The result would look something like this:

Retrieved: 
0ee9d592 13e78d53 e204a8b4 d60c4316 
a7f8887c f9ba1d3c 7de83594 e8111dc4 
acf7014e 34535918 45dca61b 8b286e22 
8d967978 549889b0 5980aa28 8545e99e 
Unrounded
61707865 ffffffff ffffffff ffffffff 
ffffffff 3320646e 8c3ec26e de0befac 
0000043b 00000000 79622d32 ffffffff 
ffffffff ffffffff ffffffff 6b206574 

Looking back at where the nonce’s are stored, we now know that nonce[0] = 8c3ec26e and nonce[1] = de0befac

Decrypting it all

I needed to retrieve a list of all the encrypted values so I actually have something to decrypt. That was easy enough using this simple command (using the server’s ip instead of localhost):

nc 127.0.0.1 11520 | tee test.txt

This let me use the remote server as normal and record all its data to test.txt, a bit of cleanup later and we have a list of encrypted messages separated by a newline.

Similar to the previous step, I added some functionality to the original Go code. I also made sure to change the nonce.txt to have the newly acquired values.

func decrypt(msg string, count uint32) []byte {
    stream := generateKeyStream(count)
    cipher := make([]byte, len(msg))
    tmp := make([]byte, len(msg)/2)
    l, _ := hex.Decode(tmp, []byte(msg))
    for i := 0; i < l && i < 64; i++ {
    	cipher[i] = tmp[i] ^ stream[i]
    }
    return cipher
}
func optHax(c net.Conn){
    var count uint32
    f, e := os.OpenFile("dump.txt", os.O_CREATE|os.O_APPEND|os.O_RDWR, 0644)
    check(e)
    scanner := bufio.NewScanner(f)
    count = 0
    tmp := make([]byte, 56*3)
    c.Write([]byte("dumping"))
    for scanner.Scan() {
        c.Write([]byte("\nencrypted: "))
        c.Write([]byte(scanner.Text()))
        tmp = decrypt(scanner.Text(), count)
        c.Write([]byte("\ndecrypted: "))
        c.Write(tmp)
        count++
    }
}

This code is pretty simple too, read a line from the list of encrypted messages, pass it to the decrypt() function.
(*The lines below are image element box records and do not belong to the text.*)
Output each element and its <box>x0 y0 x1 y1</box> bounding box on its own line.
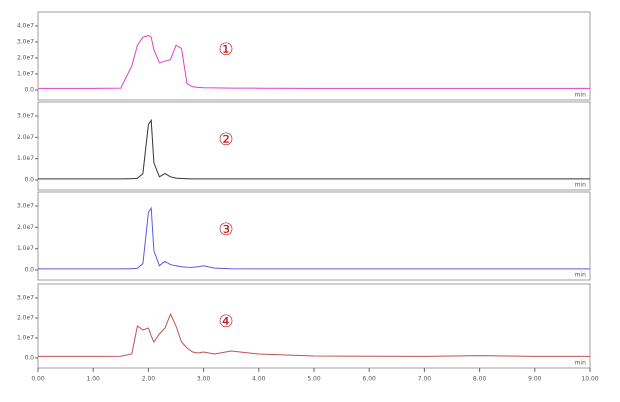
panel-annotation: ② <box>218 130 233 150</box>
x-tick-label: 10.00 <box>581 376 598 383</box>
x-unit: min <box>575 182 587 189</box>
y-tick-label: 0.0 <box>24 267 34 274</box>
y-tick-label: 2.0e7 <box>17 55 34 62</box>
x-tick-label: 8.00 <box>473 376 487 383</box>
x-tick-label: 6.00 <box>363 376 377 383</box>
trace <box>38 206 590 270</box>
y-tick-label: 2.0e7 <box>17 224 34 231</box>
panel-annotation: ① <box>218 40 233 60</box>
panel-frame <box>37 11 591 101</box>
y-tick-label: 0.0 <box>24 355 34 362</box>
panel-annotation: ④ <box>218 312 233 332</box>
panel-annotation: ③ <box>218 220 233 240</box>
x-tick-label: 4.00 <box>252 376 266 383</box>
y-tick-label: 1.0e7 <box>17 71 34 78</box>
y-tick-label: 3.0e7 <box>17 203 34 210</box>
x-tick-label: 0.00 <box>31 376 45 383</box>
y-tick-label: 3.0e7 <box>17 39 34 46</box>
y-tick-label: 0.0 <box>24 87 34 94</box>
x-unit: min <box>575 272 587 279</box>
x-tick-label: 7.00 <box>418 376 432 383</box>
x-tick-label: 3.00 <box>197 376 211 383</box>
x-tick-label: 1.00 <box>87 376 101 383</box>
panel-frame <box>37 283 591 369</box>
y-tick-label: 1.0e7 <box>17 155 34 162</box>
x-unit: min <box>575 360 587 367</box>
panel-frame <box>37 191 591 281</box>
y-tick-label: 1.0e7 <box>17 245 34 252</box>
y-tick-label: 2.0e7 <box>17 134 34 141</box>
y-tick-label: 2.0e7 <box>17 315 34 322</box>
y-tick-label: 3.0e7 <box>17 113 34 120</box>
x-unit: min <box>575 92 587 99</box>
y-tick-label: 4.0e7 <box>17 23 34 30</box>
y-tick-label: 0.0 <box>24 177 34 184</box>
x-tick-label: 9.00 <box>528 376 542 383</box>
trace <box>38 312 590 357</box>
y-tick-label: 3.0e7 <box>17 295 34 302</box>
x-tick-label: 2.00 <box>142 376 156 383</box>
y-tick-label: 1.0e7 <box>17 335 34 342</box>
trace <box>38 118 590 180</box>
trace <box>38 35 590 89</box>
panel-frame <box>37 101 591 191</box>
x-tick-label: 5.00 <box>307 376 321 383</box>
Then generate a keystream based on the count, convert the hex representation into bytes and XOR it with the keystream.

We run our added function and look for the flag in the results.

dumping
encrypted: 598049294de2a82413696291130af797a10174c62b4a2d1a76c9cc3e7340e03904f5c01d
decrypted: salsa 35C3_DJ_B3RNSTE1N_IN_TH3_H0USE
encrypted: ed0d65db765c7d5fd685274b036790006f
decrypted: tango Marty McFly
encrypted: 66e207d422f271ad0364815cc7fca9a6e40baa
decrypted: chacha Tony Holiday
encrypted: f3e5b924e199917456c243
decrypted: salsa dlabi

Conclusion

We all know it, but its worth repeating: don’t make up your own crypto if you don’t know exactly what you’re doing. Just use an existing audited 3rd party library.

The known key, lack of padding and availability of all messages are all bad.. but they didn’t fundamentally break this cipher.
It was the self made up block cipher part of this implementation that used reversible methods to generate the keystream that made it useless.

An other lesson was that Go seems simple enough, I should make something in it sometime for fun.